Pan-African Studies | Minor

The 2nd Annual CSULA African American Academic Panel is scheduled for Tuesday, February 7, 2006, from 1:30pm-3:00. The panel is sponsored by the English Department, and this year, the interdisciplinary panel will focus on "Issues of Gender and Race in African American Studies."

The event is open to faculty, students and staff, and will be held in Room 144 of the Biological Sciences Building.

Brief biographies of this year's participants are included below.

BRYANT ALEXANDER

California State University, Los Angeles

Currently, the Acting Associate Dean of the College of Arts and Letters, Bryant Alexander received his B.A. and M.S. from the University of Southwestern Louisiana, and his Ph.D. from Southern Illinois University. 

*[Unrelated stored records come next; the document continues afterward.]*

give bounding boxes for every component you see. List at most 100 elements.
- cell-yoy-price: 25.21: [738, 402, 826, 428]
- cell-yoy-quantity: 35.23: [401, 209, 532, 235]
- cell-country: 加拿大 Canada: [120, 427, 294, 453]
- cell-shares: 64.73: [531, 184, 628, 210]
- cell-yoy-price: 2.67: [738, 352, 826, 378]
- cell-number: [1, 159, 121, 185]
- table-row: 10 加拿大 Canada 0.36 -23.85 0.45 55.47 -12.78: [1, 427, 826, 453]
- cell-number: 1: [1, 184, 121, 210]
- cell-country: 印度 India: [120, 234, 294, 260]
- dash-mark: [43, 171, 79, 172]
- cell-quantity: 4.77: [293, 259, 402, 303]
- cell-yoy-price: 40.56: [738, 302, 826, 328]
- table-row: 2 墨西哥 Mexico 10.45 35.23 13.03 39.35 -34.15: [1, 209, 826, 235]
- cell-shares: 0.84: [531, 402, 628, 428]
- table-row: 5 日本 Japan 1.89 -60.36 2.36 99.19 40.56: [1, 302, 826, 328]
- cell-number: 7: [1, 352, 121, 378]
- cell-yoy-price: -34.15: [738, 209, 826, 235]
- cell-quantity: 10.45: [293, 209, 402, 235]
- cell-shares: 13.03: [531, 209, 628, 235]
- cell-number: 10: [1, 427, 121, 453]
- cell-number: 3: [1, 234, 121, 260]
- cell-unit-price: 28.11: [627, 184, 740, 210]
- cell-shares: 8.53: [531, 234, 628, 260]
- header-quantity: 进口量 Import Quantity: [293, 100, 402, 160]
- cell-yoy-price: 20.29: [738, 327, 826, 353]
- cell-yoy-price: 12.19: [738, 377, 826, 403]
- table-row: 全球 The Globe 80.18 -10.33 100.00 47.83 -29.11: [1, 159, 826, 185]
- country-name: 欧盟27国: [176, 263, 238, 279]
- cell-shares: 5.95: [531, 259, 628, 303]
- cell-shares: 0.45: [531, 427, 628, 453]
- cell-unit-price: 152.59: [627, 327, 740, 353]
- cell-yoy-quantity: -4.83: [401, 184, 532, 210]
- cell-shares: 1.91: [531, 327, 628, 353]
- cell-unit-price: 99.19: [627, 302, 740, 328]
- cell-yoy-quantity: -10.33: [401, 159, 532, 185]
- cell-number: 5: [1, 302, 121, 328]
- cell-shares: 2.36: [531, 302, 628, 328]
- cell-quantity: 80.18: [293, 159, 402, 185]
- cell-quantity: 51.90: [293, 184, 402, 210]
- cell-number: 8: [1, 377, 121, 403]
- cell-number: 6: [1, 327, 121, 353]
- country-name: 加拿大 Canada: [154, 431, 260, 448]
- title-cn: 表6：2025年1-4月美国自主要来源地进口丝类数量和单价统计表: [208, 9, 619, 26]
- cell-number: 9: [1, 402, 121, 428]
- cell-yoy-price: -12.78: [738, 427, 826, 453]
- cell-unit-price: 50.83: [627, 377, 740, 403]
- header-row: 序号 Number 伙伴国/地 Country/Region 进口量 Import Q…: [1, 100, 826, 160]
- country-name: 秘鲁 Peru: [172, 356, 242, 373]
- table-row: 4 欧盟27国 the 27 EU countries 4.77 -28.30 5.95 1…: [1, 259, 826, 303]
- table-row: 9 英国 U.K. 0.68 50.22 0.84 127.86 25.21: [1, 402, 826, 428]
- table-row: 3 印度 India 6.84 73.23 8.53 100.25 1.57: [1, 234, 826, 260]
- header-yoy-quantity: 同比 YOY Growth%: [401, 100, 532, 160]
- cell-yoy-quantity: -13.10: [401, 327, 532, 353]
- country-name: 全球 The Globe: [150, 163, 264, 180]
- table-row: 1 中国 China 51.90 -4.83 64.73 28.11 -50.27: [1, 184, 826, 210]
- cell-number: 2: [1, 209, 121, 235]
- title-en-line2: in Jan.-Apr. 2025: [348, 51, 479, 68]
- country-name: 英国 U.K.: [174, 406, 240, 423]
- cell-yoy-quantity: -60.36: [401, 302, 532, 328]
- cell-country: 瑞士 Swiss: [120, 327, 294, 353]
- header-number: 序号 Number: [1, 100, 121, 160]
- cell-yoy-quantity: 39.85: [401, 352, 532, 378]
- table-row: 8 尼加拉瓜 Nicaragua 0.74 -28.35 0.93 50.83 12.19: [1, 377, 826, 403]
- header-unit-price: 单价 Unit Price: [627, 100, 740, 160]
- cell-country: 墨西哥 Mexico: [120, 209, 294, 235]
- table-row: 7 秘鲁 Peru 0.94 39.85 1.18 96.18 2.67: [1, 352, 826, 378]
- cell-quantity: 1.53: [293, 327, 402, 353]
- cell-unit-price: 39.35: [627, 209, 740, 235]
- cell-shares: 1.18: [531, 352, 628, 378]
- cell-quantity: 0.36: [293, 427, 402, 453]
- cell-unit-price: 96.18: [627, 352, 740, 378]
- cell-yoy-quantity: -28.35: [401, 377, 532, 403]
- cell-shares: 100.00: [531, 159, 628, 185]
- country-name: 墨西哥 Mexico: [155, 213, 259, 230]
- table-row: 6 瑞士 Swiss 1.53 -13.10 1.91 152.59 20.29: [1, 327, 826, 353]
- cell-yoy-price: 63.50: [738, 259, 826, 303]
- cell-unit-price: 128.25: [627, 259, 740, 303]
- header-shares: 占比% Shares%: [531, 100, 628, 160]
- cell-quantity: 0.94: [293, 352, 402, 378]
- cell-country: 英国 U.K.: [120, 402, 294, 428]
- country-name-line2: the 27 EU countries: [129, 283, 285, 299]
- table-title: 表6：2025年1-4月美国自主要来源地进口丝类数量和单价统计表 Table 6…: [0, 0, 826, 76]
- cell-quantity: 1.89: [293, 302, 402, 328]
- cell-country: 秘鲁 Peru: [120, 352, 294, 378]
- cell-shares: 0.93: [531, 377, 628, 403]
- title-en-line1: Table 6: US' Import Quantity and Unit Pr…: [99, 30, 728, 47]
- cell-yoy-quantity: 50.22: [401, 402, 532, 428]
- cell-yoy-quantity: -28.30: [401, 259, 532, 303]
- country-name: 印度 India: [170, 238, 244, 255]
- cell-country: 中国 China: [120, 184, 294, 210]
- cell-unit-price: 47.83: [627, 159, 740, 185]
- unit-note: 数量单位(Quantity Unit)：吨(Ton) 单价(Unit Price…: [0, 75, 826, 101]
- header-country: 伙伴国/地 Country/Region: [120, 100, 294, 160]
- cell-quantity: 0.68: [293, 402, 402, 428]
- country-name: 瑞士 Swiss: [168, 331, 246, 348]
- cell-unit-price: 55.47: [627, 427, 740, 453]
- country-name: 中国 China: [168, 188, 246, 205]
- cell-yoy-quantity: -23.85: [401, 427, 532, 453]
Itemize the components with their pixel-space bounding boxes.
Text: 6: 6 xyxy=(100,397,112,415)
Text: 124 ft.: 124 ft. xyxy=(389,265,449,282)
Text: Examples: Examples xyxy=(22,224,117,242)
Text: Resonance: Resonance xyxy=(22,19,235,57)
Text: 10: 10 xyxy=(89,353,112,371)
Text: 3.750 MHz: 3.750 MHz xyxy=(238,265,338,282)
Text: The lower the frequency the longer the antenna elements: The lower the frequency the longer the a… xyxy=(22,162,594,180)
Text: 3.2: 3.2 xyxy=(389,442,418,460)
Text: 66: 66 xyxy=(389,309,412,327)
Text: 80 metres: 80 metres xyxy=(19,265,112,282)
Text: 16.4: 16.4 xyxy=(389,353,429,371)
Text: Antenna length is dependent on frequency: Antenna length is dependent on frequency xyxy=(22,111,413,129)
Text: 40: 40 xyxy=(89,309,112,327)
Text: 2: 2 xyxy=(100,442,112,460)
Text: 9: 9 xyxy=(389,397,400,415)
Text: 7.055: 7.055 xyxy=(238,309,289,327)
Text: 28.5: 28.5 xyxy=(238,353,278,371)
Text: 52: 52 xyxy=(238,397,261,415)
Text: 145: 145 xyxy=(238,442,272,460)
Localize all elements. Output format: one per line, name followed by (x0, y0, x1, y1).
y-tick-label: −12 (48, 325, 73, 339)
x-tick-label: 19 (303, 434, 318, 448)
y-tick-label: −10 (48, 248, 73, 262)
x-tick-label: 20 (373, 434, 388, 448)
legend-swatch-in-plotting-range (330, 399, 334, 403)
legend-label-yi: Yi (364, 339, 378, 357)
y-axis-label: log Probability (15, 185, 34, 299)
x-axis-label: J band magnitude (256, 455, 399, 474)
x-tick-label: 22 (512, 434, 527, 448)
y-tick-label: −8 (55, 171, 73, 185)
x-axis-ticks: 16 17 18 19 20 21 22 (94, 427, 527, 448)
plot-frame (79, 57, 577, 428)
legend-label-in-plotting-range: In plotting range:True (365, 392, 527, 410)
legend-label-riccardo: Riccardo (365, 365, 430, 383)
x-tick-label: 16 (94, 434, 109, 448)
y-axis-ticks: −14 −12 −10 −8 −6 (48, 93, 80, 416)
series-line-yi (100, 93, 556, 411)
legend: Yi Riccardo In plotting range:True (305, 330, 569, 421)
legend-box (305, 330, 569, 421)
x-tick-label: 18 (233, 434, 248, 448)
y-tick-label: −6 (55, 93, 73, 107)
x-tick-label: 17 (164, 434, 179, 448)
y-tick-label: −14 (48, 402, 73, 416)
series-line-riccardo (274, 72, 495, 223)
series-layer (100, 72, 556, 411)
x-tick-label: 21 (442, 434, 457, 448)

picture of Bryant Alexander

In addition to publishing critical articles that assessed the intersection of gender, race, and identity, Dr. Alexander has co-edited the text, Performance Theories in Education: Power, Pedagogy, and the Politics of Identity (2004), and has authored the forthcoming book, Cultural Performance of/in Black Masculine Identity: Ethnographic Explorations of Race, Culture, and Queer Identity.

 

KUMEA SHORTER-GOODEN

Alliant International University

A professor of Multicultural Community-Clinical Psychology, Dr. Shorter-Gooden won the 2004 American Book Award for her co-authored book, Shifting: The Double Lives of Black Women in America. After receiving her B.A from Princeton University and her M.A. and Ph.D. from the University of Maryland, she has served as a Clinical Director at several facilities and an academic who has researched and published on a range of topics, including biraciality and multiculturalism; gender and race; and black women and identity in America.

 

picture of Kumea Shorter-Gooden

RENFORD REESE

Cal Poly Pomona

Renford Reese has focused his teaching and research in the areas of Politics of Policy Process, Race and the U.S. Criminal Justice System, and Public Sector Leadership. Having earned his B.A. from Vanderbilt University, M.A. from the Vanderbilt Institute for Public Policy, and Ph.D. from the University of Southern California, Professor Reese has published a host of articles in journals and newspapers. 

Image of Renford Reese

With the publication of his books, American Paradox: Young Black Men (2004) and Leadership in the LAPD: Walking the Tightrope (2005), he has been an international lecturer, speaking at the University of British Vancouver, the University of Toronto, the New Bulgarian University, and the United Nation Research Institute in Geneva, Switzerland. His forthcoming book, Prison Race, investigates prison culture and the politics of race.